Odd jobs can make you rich! Ever since the crash in 2008, people have been racking their brains to figure out how to make extra money. Here is a carefully compiled list of odd jobs that most likely never occurred to you. If you like sleeping, watching TV and eating ice cream, guess what? You can get paid for it. Others have turned to these means of income:
1. Cheese Sprayer: $50–75K A person who sprays cheese or butter on popcorn. Responsibilities include inspection of flow, viscosity and quality; stop and start machines via levers or buttons; turn dials to regulate speeds and temperature, making adjustments when necessary. No special education required. Hopefully you’ll get movie discounts as a job perk.
2. Video Game Tester: $50–75K
Need good writing and communication skills, experience in creating and maintaining databases of information, and knowledge of graphic design. Education requirements vary, but you’ll have a competitive edge with a degree in computer science, computer programming or graphic design. If your spouse comes home and starts to give you static for playing video games again, say, “Honey, I’m working.”
3. Ice Cream Taster: $35–50K
Create new flavors, develop products and perform quality assurance tests. You will review the appearance, flavor and texture in order to develop or select a product. Education requirement: a degree in chemistry or food science. You may be promoted from ice cream taster to marketing rep. Hey, you never know.
4. Professional Sleeper: $25–30K
Snooze for sleep research projects to help scientists and doctors research and treat sleep disorders. No specialized education required. Think of all those days you were a no-show so you could catch up on sleep. Now you’ll be rewarded for that type of behavior.
5. TV Watcher: $25–30K
Watch TV shows and key in captions for the hearing impaired. Media researchers watch hours of television every day.
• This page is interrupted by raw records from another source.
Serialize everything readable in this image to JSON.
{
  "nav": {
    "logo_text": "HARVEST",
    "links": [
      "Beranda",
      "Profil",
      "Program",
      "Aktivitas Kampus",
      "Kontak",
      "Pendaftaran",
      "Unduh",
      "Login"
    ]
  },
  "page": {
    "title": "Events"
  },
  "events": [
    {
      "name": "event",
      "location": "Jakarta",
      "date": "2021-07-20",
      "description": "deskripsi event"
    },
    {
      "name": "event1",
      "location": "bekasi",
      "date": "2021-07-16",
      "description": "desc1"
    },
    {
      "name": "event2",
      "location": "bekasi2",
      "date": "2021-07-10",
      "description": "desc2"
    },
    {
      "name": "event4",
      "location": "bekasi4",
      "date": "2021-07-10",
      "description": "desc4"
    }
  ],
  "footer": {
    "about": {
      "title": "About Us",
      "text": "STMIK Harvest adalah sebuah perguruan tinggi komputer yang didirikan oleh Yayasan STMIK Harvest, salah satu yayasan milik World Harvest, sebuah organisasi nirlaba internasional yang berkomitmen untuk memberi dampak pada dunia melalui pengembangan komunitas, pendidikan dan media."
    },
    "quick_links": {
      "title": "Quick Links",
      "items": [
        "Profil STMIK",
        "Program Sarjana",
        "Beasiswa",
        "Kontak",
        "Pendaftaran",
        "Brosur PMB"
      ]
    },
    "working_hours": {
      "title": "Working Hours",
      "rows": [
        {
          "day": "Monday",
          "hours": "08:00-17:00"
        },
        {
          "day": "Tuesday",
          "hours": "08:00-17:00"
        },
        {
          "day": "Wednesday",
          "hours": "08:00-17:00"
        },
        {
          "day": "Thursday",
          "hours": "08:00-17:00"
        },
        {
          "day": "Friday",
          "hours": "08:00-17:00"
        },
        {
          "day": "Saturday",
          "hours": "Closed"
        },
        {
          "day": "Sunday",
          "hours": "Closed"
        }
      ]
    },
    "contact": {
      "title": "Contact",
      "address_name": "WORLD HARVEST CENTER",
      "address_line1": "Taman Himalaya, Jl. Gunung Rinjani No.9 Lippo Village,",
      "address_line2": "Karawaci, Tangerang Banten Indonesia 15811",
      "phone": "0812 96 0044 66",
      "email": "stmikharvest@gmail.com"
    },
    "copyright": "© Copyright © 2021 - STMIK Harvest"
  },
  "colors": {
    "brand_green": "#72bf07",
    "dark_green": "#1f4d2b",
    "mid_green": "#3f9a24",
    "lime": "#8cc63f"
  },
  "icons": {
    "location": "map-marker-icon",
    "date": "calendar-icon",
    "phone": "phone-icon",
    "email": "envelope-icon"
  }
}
No special education required. If you watch TV that much anyway, why not let somebody pay you?
6. Furniture Tester: $25–35K
Chairs, recliners, mattresses and sofa beds must be tested for safety and comfort. Companies hire you to lean on, sit in, lie down on and jiggle around their furniture pieces. Your job is to grade each piece of furniture for comfort. No special education required. Oh wait, forgot to mention another option: become a safety inspector. Some laboratory work experience will go a long way toward landing those gigs. So, lie down, put your feet up and relax.
7. Spa Critic: $35–50K
Travel the world and test back massages, pedicures, aromatherapy and hot tubs. Freelance writers and editors sit in saunas, get their feetsies rubbed, and then they’re paid to write reviews. Be sure to tell the staff you’re a reviewer and you’ll be the recipient of disgusting boatloads of sucking up. Ahhhh, can you rub my toes again?
8. Waterslide Tester: $35–50K
Check the speed, ease and comfort, along with safety aspects, like landing, on water rides. Hotel chains and travel companies hire you to travel on planes, going from hotel to hotel and zipping down the waterslides. Weeeeeeee. You take multiple trips down slides, report back to your employer or to the hotel manager, then hop on a plane and find new slides to play on. Your kids will be so jealous.
9. Dog Walker: $50–75K
Let’s do the math together. If you charge $15 per walk and rustle up, say, seven customers, you’ll bring in $150 per day. That’s $1,050 per week. Okay, this is fun. So that is $4,200 per month. Woo-hoo! You’re already up to $50K per year. What’re you waiting for? Go run and play with your new furry friends.
10. Snake Milker: $30K
Universities, laboratories and pharmaceutical companies continue to research and test snake venom for its healing qualities. A variety of snake venoms can be used for medicinal purposes, for example, helping stroke victims or treating tumors. Snake milkers use a thin material that they stretch over a glass or container. The milker has the snake bite into the stretched material. When it is punctured, the milker applies pressure to the snake’s venom glands. This releases the venom, which is then saved and tested. Education: requires a degree in biology, biochemistry, or herpetology. Herpetophobics need not apply.